And so he missed the best of her.
To match a form, conform what’s that?
The wishes of a bureaucrat.
She could turn the cold to summer
Marching to a different drummer.
So he changed, knocked down the blocks
And noticed life outside the box.

There is beauty in the people who forge their own paths. I am not talking about the ones who do it to make a glitzy public relations splash, but the brave souls who honor their instincts. I know someone who started up a business re-purposing old, boring furniture. By creating custom-designed fabric art for each piece, everyday furniture is transformed into original, “funexpected” artwork. Where people in the furniture business in the Hudson Valley tend to either do their own woodworking or deal in antiques, my friend chose a different, “outside the box” furniture business. It is beautiful.

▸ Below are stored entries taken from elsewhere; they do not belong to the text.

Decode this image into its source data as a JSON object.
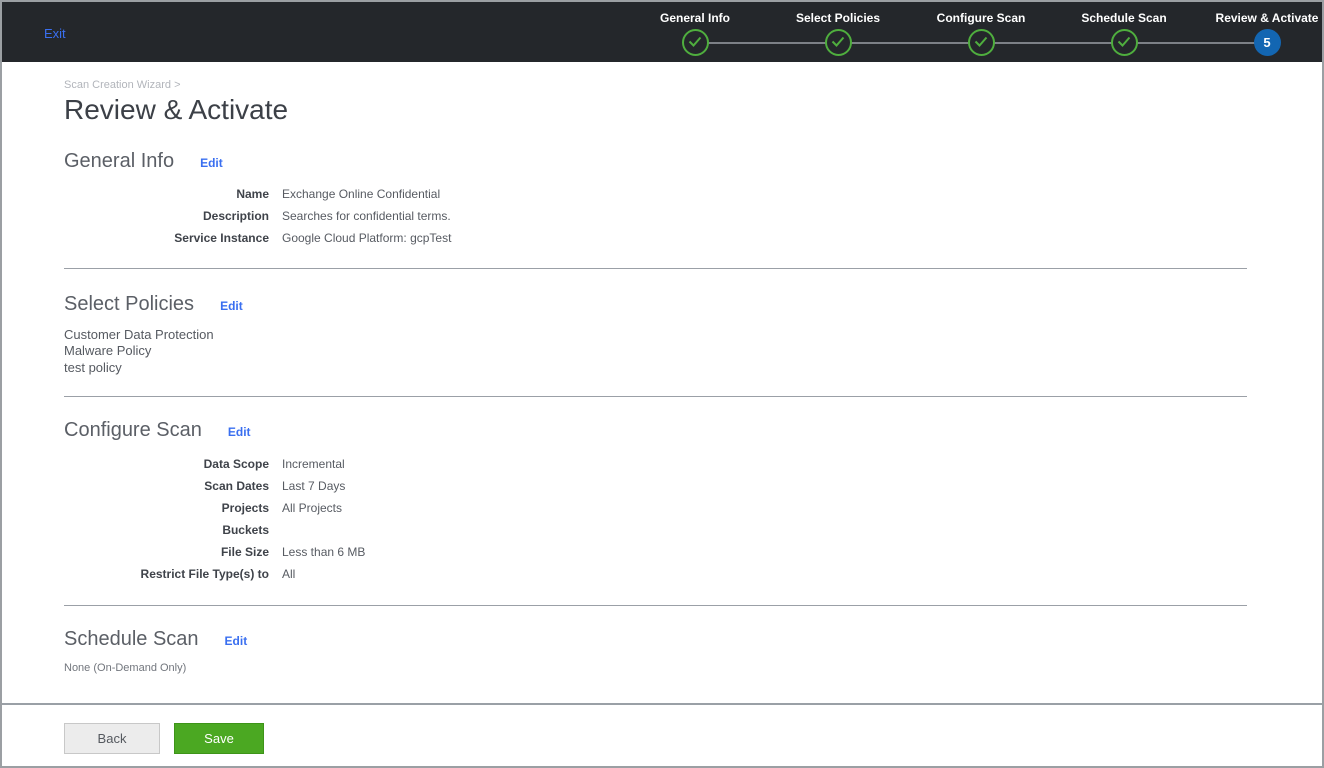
{
  "colors": {
    "header_bg": "#24272b",
    "accent_green": "#4ba822",
    "check_green": "#4fae3e",
    "current_step_blue": "#1366b2",
    "link_blue": "#3a6ff0"
  },
  "header": {
    "exit_label": "Exit",
    "steps": [
      {
        "label": "General Info",
        "state": "complete"
      },
      {
        "label": "Select Policies",
        "state": "complete"
      },
      {
        "label": "Configure Scan",
        "state": "complete"
      },
      {
        "label": "Schedule Scan",
        "state": "complete"
      },
      {
        "label": "Review & Activate",
        "state": "current",
        "number": "5"
      }
    ]
  },
  "breadcrumb": {
    "text": "Scan Creation Wizard",
    "separator": ">"
  },
  "page_title": "Review & Activate",
  "sections": {
    "general_info": {
      "title": "General Info",
      "edit_label": "Edit",
      "fields": [
        {
          "label": "Name",
          "value": "Exchange Online Confidential"
        },
        {
          "label": "Description",
          "value": "Searches for confidential terms."
        },
        {
          "label": "Service Instance",
          "value": "Google Cloud Platform: gcpTest"
        }
      ]
    },
    "select_policies": {
      "title": "Select Policies",
      "edit_label": "Edit",
      "policies": [
        "Customer Data Protection",
        "Malware Policy",
        "test policy"
      ]
    },
    "configure_scan": {
      "title": "Configure Scan",
      "edit_label": "Edit",
      "fields": [
        {
          "label": "Data Scope",
          "value": "Incremental"
        },
        {
          "label": "Scan Dates",
          "value": "Last 7 Days"
        },
        {
          "label": "Projects",
          "value": "All Projects"
        },
        {
          "label": "Buckets",
          "value": ""
        },
        {
          "label": "File Size",
          "value": "Less than 6 MB"
        },
        {
          "label": "Restrict File Type(s) to",
          "value": "All"
        }
      ]
    },
    "schedule_scan": {
      "title": "Schedule Scan",
      "edit_label": "Edit",
      "value": "None (On-Demand Only)"
    }
  },
  "footer": {
    "back_label": "Back",
    "save_label": "Save"
  }
}
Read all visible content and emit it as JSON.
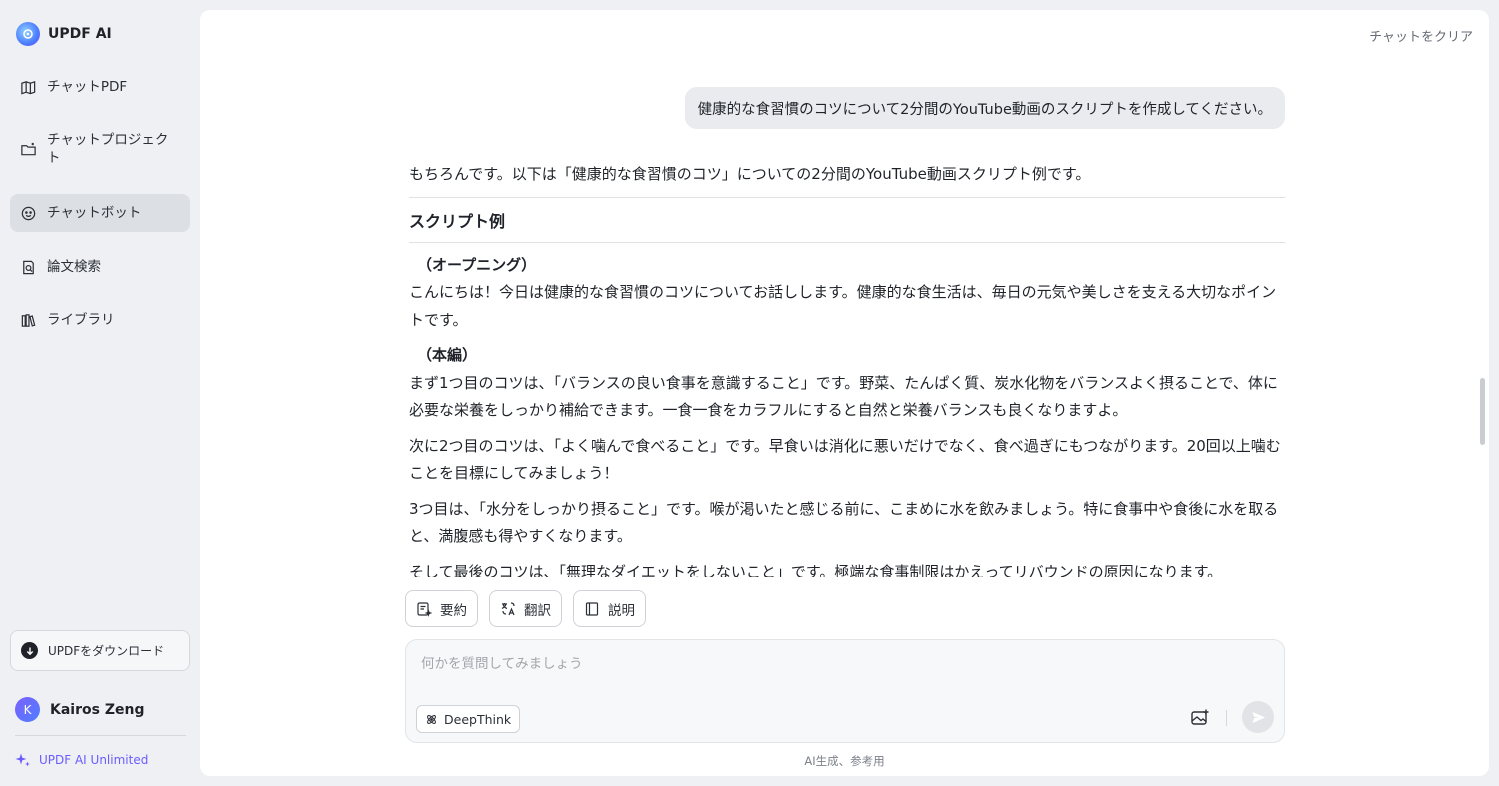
{
  "brand": {
    "name": "UPDF AI"
  },
  "sidebar": {
    "items": [
      {
        "label": "チャットPDF",
        "icon": "chat-pdf-icon"
      },
      {
        "label": "チャットプロジェクト",
        "icon": "folder-icon"
      },
      {
        "label": "チャットボット",
        "icon": "chatbot-icon",
        "active": true
      },
      {
        "label": "論文検索",
        "icon": "paper-search-icon"
      },
      {
        "label": "ライブラリ",
        "icon": "library-icon"
      }
    ],
    "download_label": "UPDFをダウンロード",
    "user": {
      "initial": "K",
      "name": "Kairos Zeng"
    },
    "plan_label": "UPDF AI Unlimited"
  },
  "header": {
    "clear_label": "チャットをクリア"
  },
  "conversation": {
    "user_message": "健康的な食習慣のコツについて2分間のYouTube動画のスクリプトを作成してください。",
    "answer": {
      "intro": "もちろんです。以下は「健康的な食習慣のコツ」についての2分間のYouTube動画スクリプト例です。",
      "title": "スクリプト例",
      "opening_head": "（オープニング）",
      "opening_text": "こんにちは！今日は健康的な食習慣のコツについてお話しします。健康的な食生活は、毎日の元気や美しさを支える大切なポイントです。",
      "main_head": "（本編）",
      "para1": "まず1つ目のコツは、「バランスの良い食事を意識すること」です。野菜、たんぱく質、炭水化物をバランスよく摂ることで、体に必要な栄養をしっかり補給できます。一食一食をカラフルにすると自然と栄養バランスも良くなりますよ。",
      "para2": "次に2つ目のコツは、「よく噛んで食べること」です。早食いは消化に悪いだけでなく、食べ過ぎにもつながります。20回以上噛むことを目標にしてみましょう！",
      "para3": "3つ目は、「水分をしっかり摂ること」です。喉が渇いたと感じる前に、こまめに水を飲みましょう。特に食事中や食後に水を取ると、満腹感も得やすくなります。",
      "para4": "そして最後のコツは、「無理なダイエットをしないこと」です。極端な食事制限はかえってリバウンドの原因になります。"
    }
  },
  "actions": {
    "summarize": "要約",
    "translate": "翻訳",
    "explain": "説明"
  },
  "input": {
    "placeholder": "何かを質問してみましょう",
    "deepthink_label": "DeepThink"
  },
  "footer": {
    "note": "AI生成、参考用"
  }
}
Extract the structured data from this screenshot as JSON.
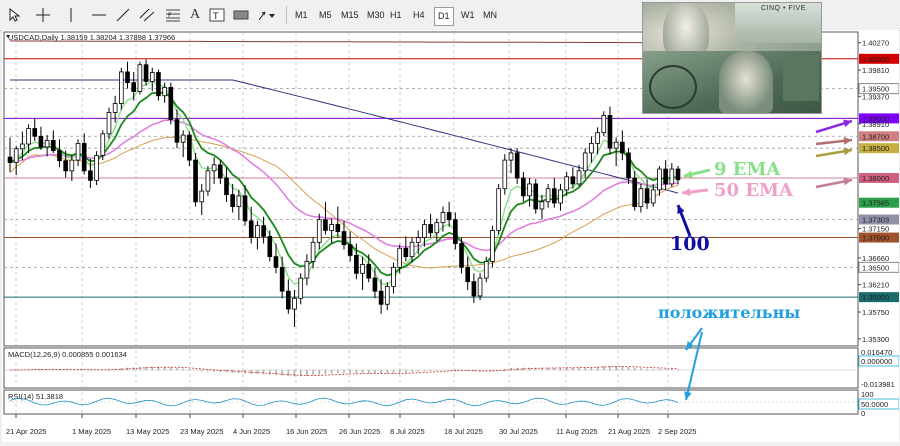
{
  "toolbar": {
    "timeframes": [
      "M1",
      "M5",
      "M15",
      "M30",
      "H1",
      "H4",
      "D1",
      "W1",
      "MN"
    ],
    "active_timeframe": "D1"
  },
  "main": {
    "header": "USDCAD,Daily  1.38159 1.38204 1.37898 1.37966"
  },
  "price_axis": {
    "labels": [
      {
        "text": "1.40270",
        "price": 1.4027,
        "hl": null
      },
      {
        "text": "1.40000",
        "price": 1.4,
        "hl": "#d40000"
      },
      {
        "text": "1.39810",
        "price": 1.3981,
        "hl": null
      },
      {
        "text": "1.39500",
        "price": 1.395,
        "hl": "#ffffff"
      },
      {
        "text": "1.39370",
        "price": 1.3937,
        "hl": null
      },
      {
        "text": "1.39000",
        "price": 1.39,
        "hl": "#8000ff"
      },
      {
        "text": "1.38910",
        "price": 1.3891,
        "hl": null
      },
      {
        "text": "1.38700",
        "price": 1.387,
        "hl": "#d08080"
      },
      {
        "text": "1.38500",
        "price": 1.385,
        "hl": "#c8b040"
      },
      {
        "text": "1.38000",
        "price": 1.38,
        "hl": "#d06080"
      },
      {
        "text": "1.37585",
        "price": 1.37585,
        "hl": "#2aa04a"
      },
      {
        "text": "1.37303",
        "price": 1.37303,
        "hl": "#9090a8"
      },
      {
        "text": "1.37150",
        "price": 1.3715,
        "hl": null
      },
      {
        "text": "1.37000",
        "price": 1.37,
        "hl": "#a0522d"
      },
      {
        "text": "1.36660",
        "price": 1.3666,
        "hl": null
      },
      {
        "text": "1.36500",
        "price": 1.365,
        "hl": "#ffffff"
      },
      {
        "text": "1.36210",
        "price": 1.3621,
        "hl": null
      },
      {
        "text": "1.36000",
        "price": 1.36,
        "hl": "#1a6b6b"
      },
      {
        "text": "1.35750",
        "price": 1.3575,
        "hl": null
      },
      {
        "text": "1.35300",
        "price": 1.353,
        "hl": null
      }
    ]
  },
  "date_axis": [
    "21 Apr 2025",
    "1 May 2025",
    "13 May 2025",
    "23 May 2025",
    "4 Jun 2025",
    "16 Jun 2025",
    "26 Jun 2025",
    "8 Jul 2025",
    "18 Jul 2025",
    "30 Jul 2025",
    "11 Aug 2025",
    "21 Aug 2025",
    "2 Sep 2025"
  ],
  "annotations": {
    "ema9": "9 EMA",
    "ema50": "50 EMA",
    "ma100": "100",
    "positive": "положительны"
  },
  "macd": {
    "header": "MACD(12,26,9) 0.000855 0.001634",
    "labels": [
      {
        "text": "0.016470",
        "hl": false
      },
      {
        "text": "0.000000",
        "hl": true
      },
      {
        "text": "-0.013981",
        "hl": false
      }
    ]
  },
  "rsi": {
    "header": "RSI(14) 51.3818",
    "labels": [
      {
        "text": "100",
        "hl": false
      },
      {
        "text": "50.0000",
        "hl": true
      },
      {
        "text": "0",
        "hl": false
      }
    ]
  },
  "colors": {
    "ema9": "#1a8a1a",
    "ema9_light": "#8ae08a",
    "ema50": "#e080e0",
    "ma100": "#303080",
    "ma200": "#8b3a3a",
    "orange_ma": "#d8a050",
    "bull": "#ffffff",
    "bear": "#000000",
    "annot_green": "#88e088",
    "annot_pink": "#f0a0c8",
    "annot_blue": "#1010a0",
    "annot_cyan": "#20a0e0"
  }
}
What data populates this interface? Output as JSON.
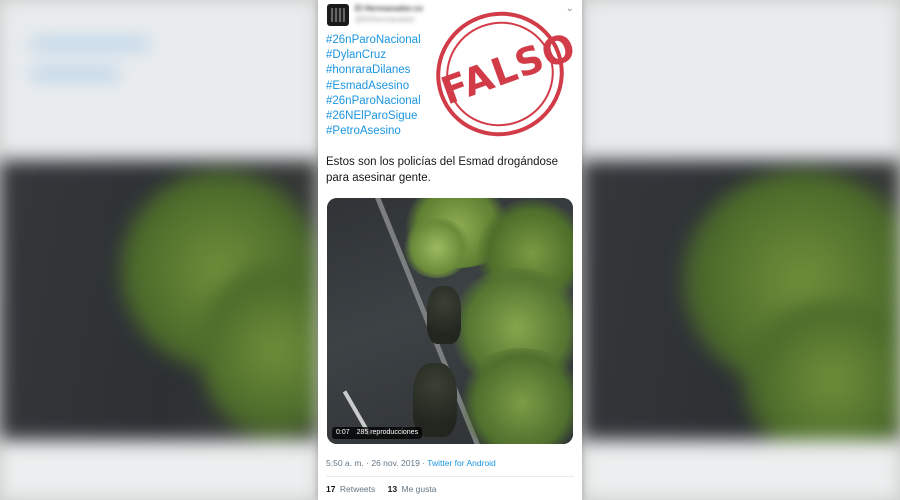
{
  "tweet": {
    "display_name": "El Hermanador.co",
    "handle": "@ElHermanador",
    "hashtags": [
      "#26nParoNacional",
      "#DylanCruz",
      "#honraraDilanes",
      "#EsmadAsesino",
      "#26nParoNacional",
      "#26NElParoSigue",
      "#PetroAsesino"
    ],
    "body_text": "Estos son los policías del Esmad drogándose para asesinar gente.",
    "video": {
      "duration": "0:07",
      "views": "285 reproducciones"
    },
    "time": "5:50 a. m. · 26 nov. 2019 · ",
    "via": "Twitter for Android",
    "retweets_count": "17",
    "retweets_label": "Retweets",
    "likes_count": "13",
    "likes_label": "Me gusta"
  },
  "stamp": {
    "text": "FALSO",
    "color": "#cf2e3b"
  },
  "colors": {
    "link": "#1b95e0",
    "text": "#14171a",
    "muted": "#657786"
  }
}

It is also brave. It takes courage to try something your own way, something that is not prescribed or proscribed. Not having the directions puts you on edge because you are at the edge. The impulse to do or live outside the box is raw and real and gorgeous. Protagonists in stories do this all the time. People in life do too.

This impulse to go outside the box, to stand at the “edge,” can be read on a glowing person’s face, in the sparkle of a personality, and in the force of magnetic charm.

When you tell and write stories, don’t forget the beauty of this quality. Anyone can possess it, anyone can feel beautiful for being outside the box. Anyone can be included in such a definition of beauty no matter what culture, genetic background, age, or if a life experience altered appearance or ability.

Follow the leader is a game, it doesn’t have to be a lifestyle. Honor the beauty in those who follow their own leads and live outside the box. They are beautiful people indeed.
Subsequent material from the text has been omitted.